Author(s): D. Poggi; G. G. Katul; L. Ridolfi

Linked Author(s): Davide Poggi

Keywords: Turbulence; Aquatic vegetation; Complex bed surface; Laser doppler measurements

Abstract: Simplifications and scaling arguments employed by analytical models to link bed morphology to mean velocity perturbations within canopies were explored using flume experiments. Laser doppler anemometry (LDA) measurements were conducted in a large recirculating open channel over a train of gentle dunes covered by a dense canopy (H c /L c << 1, where H c is the canopy height and L c is the adjustment length scale, respectively). The dune and canopy configuration were such that the mean dune slope was sufficiently gentle (H/L << 1) but narrow (L c /L ∼ 1, where H and L are the hill height and half-length, respectively). The LDA data revealed a recirculation region within the lower canopy on the lee slope. We showed that adjusting the outer-layer pressure perturbations by a virtual ground that accounts for the mean streamline distortions induced by this recirculation zone improved the model performance. Moreover, we developed a new analytical model for the velocity perturbations in the deeper layers of the canopy that retained a balance between mean horizontal advection, the mean pressure gradient, and the mean drag force but neglected the turbulent shear stress gradient.

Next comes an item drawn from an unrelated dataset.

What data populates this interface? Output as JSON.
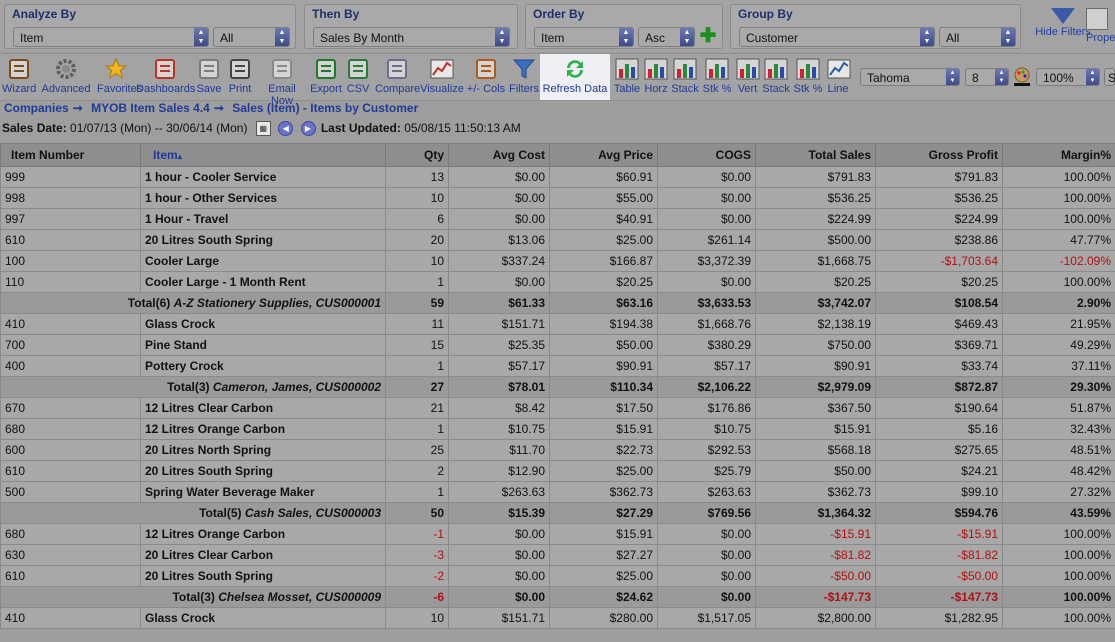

The proposed model reproduced the LDA measurements significantly better than a recent analytical model that neglected advection but retained the turbulent shear stress gradient in the lower layers of the canopy and near the hill top. In essence, this simplified model assumed that in the deeper layers of the canopy, the spatial features of the mean flow perturbations around their background state are set by the inviscid mean momentum equation.